Since a lot of the countermeasures we're pondering are just a matter
of degree ("well, if the attack doesn't work when the foo level is
over .8, then try to make the foo level always .81"), we need a better
understanding of the limits of the attack before we can go about trying
to counter it.

My intuition is that it will turn out to be a fine attack, and we will
need to do something smart about it.

Speaking of which, there is another attack that's currently in this same
situation -- a brilliant theoretical attack, probably can be made to work
in practice, more work is required before we understand how effective
it can be:
http://freehaven.net/anonbib/#ccs07-latency-leak

One of the interesting features of these new network-property-based
anonymity attacks is that it appears they work even better against
single-hop proxy systems than against Tor. These attacks so far are of
the form "first do an attack to identify the Tor relays in the circuit,
and then hope you have enough time left to trace all the way to the
client location before the client moves". If the first half is trivial,
you have a lot more time for the second half.

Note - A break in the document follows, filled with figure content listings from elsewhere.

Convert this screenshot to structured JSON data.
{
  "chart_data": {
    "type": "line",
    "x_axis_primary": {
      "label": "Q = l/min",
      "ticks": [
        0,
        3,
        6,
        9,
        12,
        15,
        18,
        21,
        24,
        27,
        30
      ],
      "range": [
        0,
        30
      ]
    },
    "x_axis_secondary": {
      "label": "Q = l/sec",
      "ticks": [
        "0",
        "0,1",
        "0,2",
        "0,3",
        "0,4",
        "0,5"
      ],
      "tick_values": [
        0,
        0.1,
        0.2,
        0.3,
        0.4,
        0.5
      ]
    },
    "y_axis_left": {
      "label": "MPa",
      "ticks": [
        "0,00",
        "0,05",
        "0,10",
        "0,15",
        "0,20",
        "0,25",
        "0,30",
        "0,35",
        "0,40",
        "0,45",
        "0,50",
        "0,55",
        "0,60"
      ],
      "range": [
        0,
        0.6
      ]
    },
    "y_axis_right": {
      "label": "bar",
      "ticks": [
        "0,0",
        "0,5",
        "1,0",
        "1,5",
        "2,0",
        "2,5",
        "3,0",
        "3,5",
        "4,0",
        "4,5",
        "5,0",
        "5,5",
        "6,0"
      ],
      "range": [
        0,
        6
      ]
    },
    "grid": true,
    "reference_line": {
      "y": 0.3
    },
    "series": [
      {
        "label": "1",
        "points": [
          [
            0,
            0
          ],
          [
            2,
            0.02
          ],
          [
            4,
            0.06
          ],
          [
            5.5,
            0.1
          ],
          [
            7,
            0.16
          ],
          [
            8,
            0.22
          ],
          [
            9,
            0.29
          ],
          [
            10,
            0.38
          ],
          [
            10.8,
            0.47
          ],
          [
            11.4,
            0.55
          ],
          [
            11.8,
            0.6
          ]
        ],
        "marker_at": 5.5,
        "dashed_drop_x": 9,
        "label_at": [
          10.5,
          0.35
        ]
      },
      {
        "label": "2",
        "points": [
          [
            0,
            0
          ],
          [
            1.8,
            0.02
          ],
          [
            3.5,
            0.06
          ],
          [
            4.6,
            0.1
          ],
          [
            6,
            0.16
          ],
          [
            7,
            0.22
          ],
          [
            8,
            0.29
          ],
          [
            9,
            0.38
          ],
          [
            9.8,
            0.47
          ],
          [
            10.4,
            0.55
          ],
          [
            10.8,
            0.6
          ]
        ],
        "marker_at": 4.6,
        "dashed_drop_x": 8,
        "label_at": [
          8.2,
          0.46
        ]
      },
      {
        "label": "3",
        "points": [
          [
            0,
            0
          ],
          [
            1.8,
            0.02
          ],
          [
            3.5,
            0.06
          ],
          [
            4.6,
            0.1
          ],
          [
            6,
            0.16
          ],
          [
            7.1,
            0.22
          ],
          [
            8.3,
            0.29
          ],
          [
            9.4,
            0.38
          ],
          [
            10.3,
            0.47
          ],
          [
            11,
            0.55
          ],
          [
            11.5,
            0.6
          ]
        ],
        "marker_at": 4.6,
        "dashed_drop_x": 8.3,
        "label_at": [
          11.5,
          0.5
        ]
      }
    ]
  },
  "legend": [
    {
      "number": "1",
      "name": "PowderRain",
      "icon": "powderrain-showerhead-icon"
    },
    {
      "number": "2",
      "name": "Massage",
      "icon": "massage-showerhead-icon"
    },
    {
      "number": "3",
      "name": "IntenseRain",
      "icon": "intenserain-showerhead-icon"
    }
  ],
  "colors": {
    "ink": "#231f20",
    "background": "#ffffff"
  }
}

So when you read our warning at startup:
"This is experimental software. Do not rely on it for strong anonymity."
be sure not to interpret it as a suggestion that there are any other
low-latency anonymity approaches that are considered better. As far
as I can tell, it's either use Tor or do nothing; and each user has a
different level of risk they can handle, so part of our ongoing work is
to figure out how much risk there really is.